Medieval Cathedral Reconstructed in Iceland? Skip to content

Medieval Cathedral Reconstructed in Iceland?

Guðjón Arngrímsson, information officer at Icelandair, presented ideas at the Church Convention yesterday on reconstructing the large wooden cathedral which was built at the ancient bishopric Skálholt, south Iceland, in the Middle Ages.


The current church at Skálholt. To the left is the half-finished Þorláksbúð.

The idea is that tourism operators and the National Church of Iceland collaborate on the project, jointly develop cultural tourism at Skálholt and run the cathedral as an independent culture and exhibition center, Fréttablaðið reports.

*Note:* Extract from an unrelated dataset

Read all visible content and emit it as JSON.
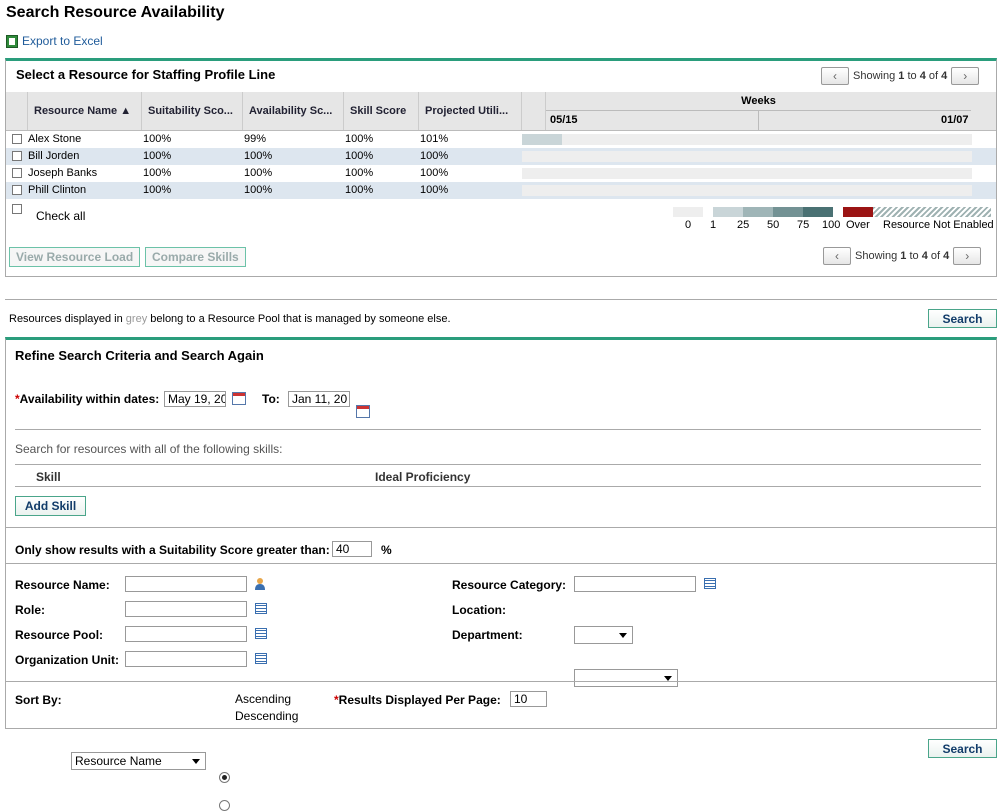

Kristján Valur Ingólfsson, ordination bishop at Skálholt, told Morgunblaðið that he favors the idea. He added that he is not concerned about the project causing similar controversy as the current reconstruction of Þorláksbúð, an ancient turf house.

The project has been stopped as the state-run the National Architectural Heritage Board decided to place the current church at Skálholt, the local school and the closest surroundings under preservation on the grounds that Þorláksbúð is too close to the church.


Þorláksbúð. Photos by ESA.

The association responsible for the reconstruction, Þorláksbúðarfélagið, held a session of prayer in the half-finished turf house yesterday at the request of farmers in the local rural district Biskupstungur.

“It was a very gratifying moment but at the same time serious,” commented former MP Bjarni Harðarson to Morgunblaðið, referring to the halting of construction and the fact that the entire staff at Skálholt has been laid off.

The medieval Skálholt cathedral, which was 50 meters long, 12 meters wide and 14 meters high, is considered to be unique in European architectural history and was the largest timber church in the Nordic countries at the time.

The construction of cathedrals at Skálholt and Hólar, the country’s other ancient bishopric, in the Middle Ages is considered a unique cultural achievement, according to a report on the project.

Guðjón stated that the project would be financed on business-related grounds and should neither come from the church’s nor the state’s funds, whereas the arrangement regarding ownership and operation would be decided at a later stage.

The estimated initial cost is ISK 530 million (USD 4.5 million, EUR 3.3 million). It is assumed that the price of entry will eventually cover these expenses.